Exploring Data Preparation Strategies: A Comparative Analysis of Vision Transformer and Conv Ne xt Architectures in Breast Cancer Histopathology Classification
Pubblicato online: 24 giu 2025
Pagine: 329 - 339
Ricevuto: 10 gen 2025
Accettato: 27 mar 2025
DOI: https://doi.org/10.61822/amcs-2025-0023
Parole chiave
© 2025 Mikołaj Kaczmarek et al., published by Sciendo
This work is licensed under the Creative Commons Attribution-NonCommercial-NoDerivatives 3.0 License.

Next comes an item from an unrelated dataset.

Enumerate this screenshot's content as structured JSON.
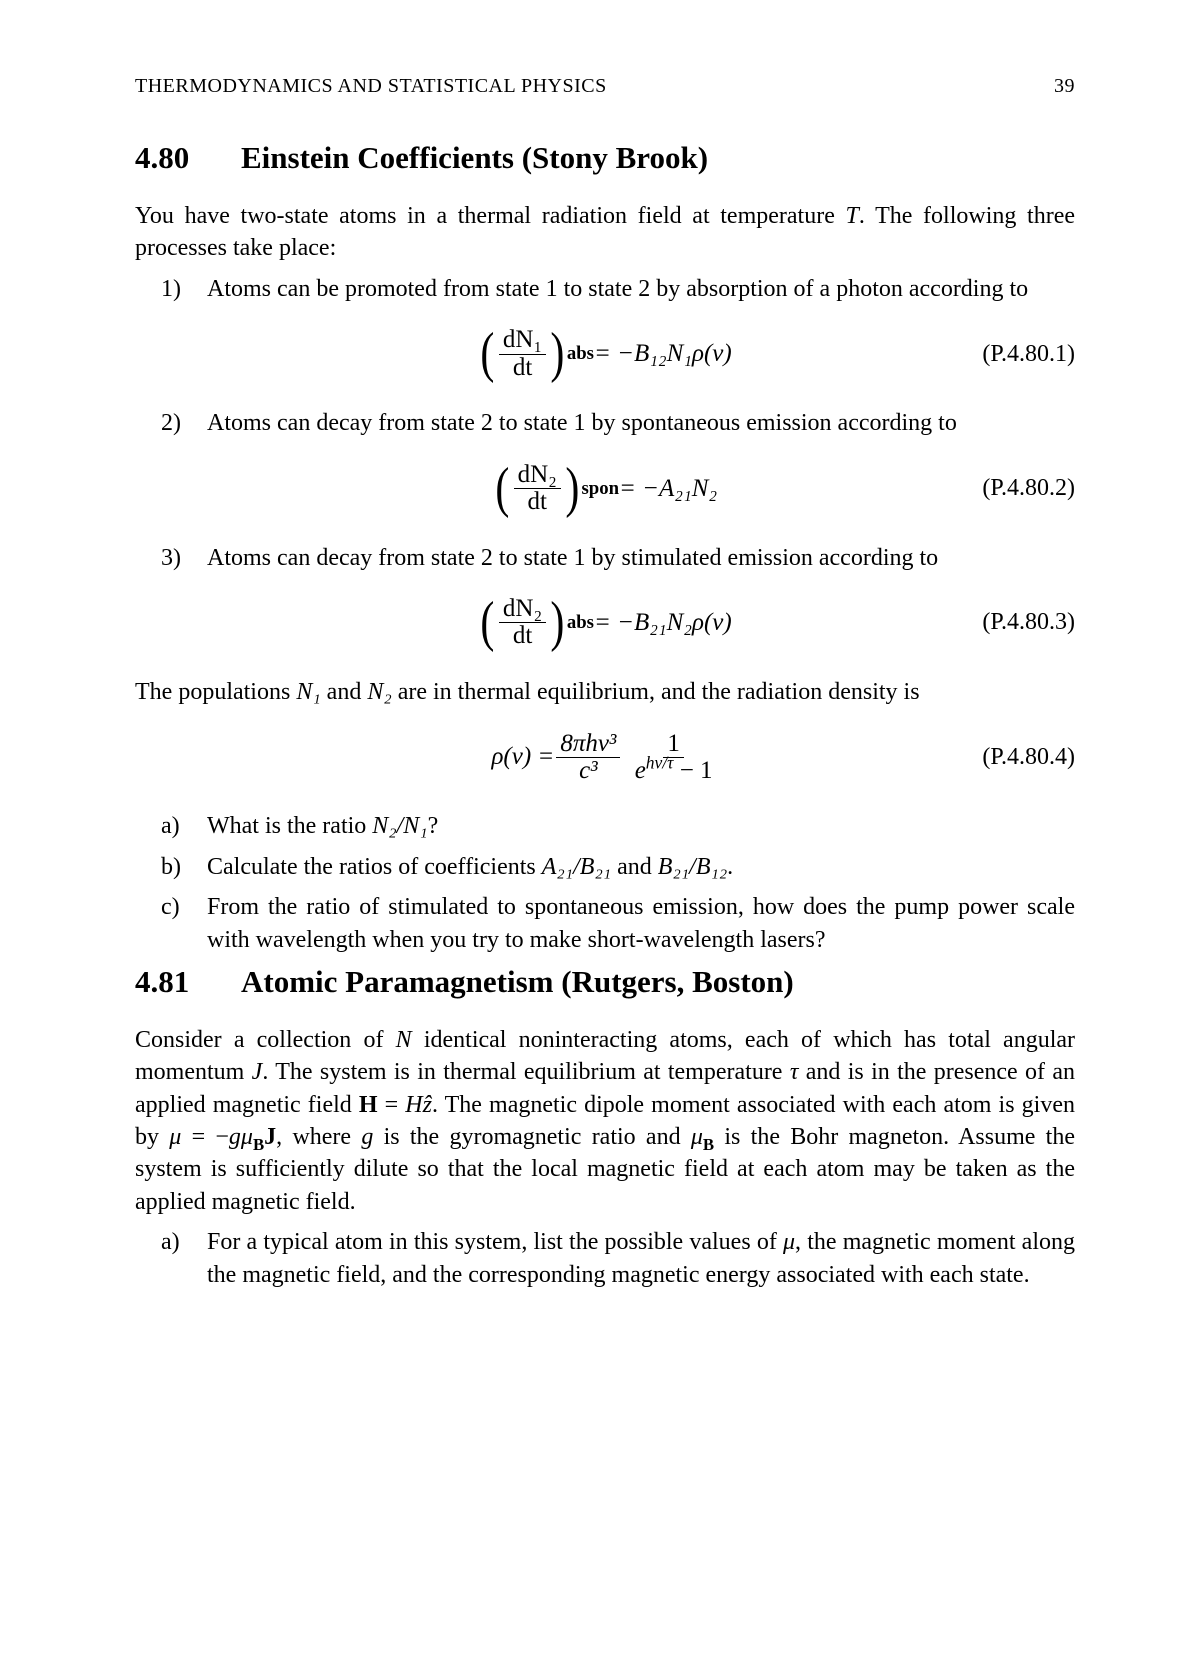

Breast cancer remains a major global health challenge and the accurate classification of histopathological samples into benign and malignant categories is critical for effective diagnosis and treatment planning. This study offers a comparative analysis of two state-of-the-art deep learning architectures, Vision Transformer (ViT) and ConvNeXT for breast cancer histopathology image classification, focusing on the impact of data preparation strategies. Using the BreakHis benchmark dataset, we investigated six distinct preprocessing approaches, including image resizing, patch-based techniques, and cellular content filtering, applied across four magnification levels (40×, 100×, 200×, and 400×). Both models were fine-tuned and evaluated using multiple performance metrics: accuracy, precision, recall, F1 score, and area under the receiver operating characteristic curve (AUC). The results highlight the critical influence of data preparation on model performance. ViT achieved its highest accuracy of 95.6% and an F1 score of 96.8% at 40× magnification with randomly generated patches. ConvNeXT demonstrated strong robustness across scenarios, attaining a precision of 98.5% at 100× magnification using non-overlapping patches. These findings emphasize the importance of customized data preprocessing and informed model selection in improving diagnostic accuracy. Optimizing both architectural design and data handling is essential to enhancing the reliability of automated histopathological analysis and supporting clinical decision-making.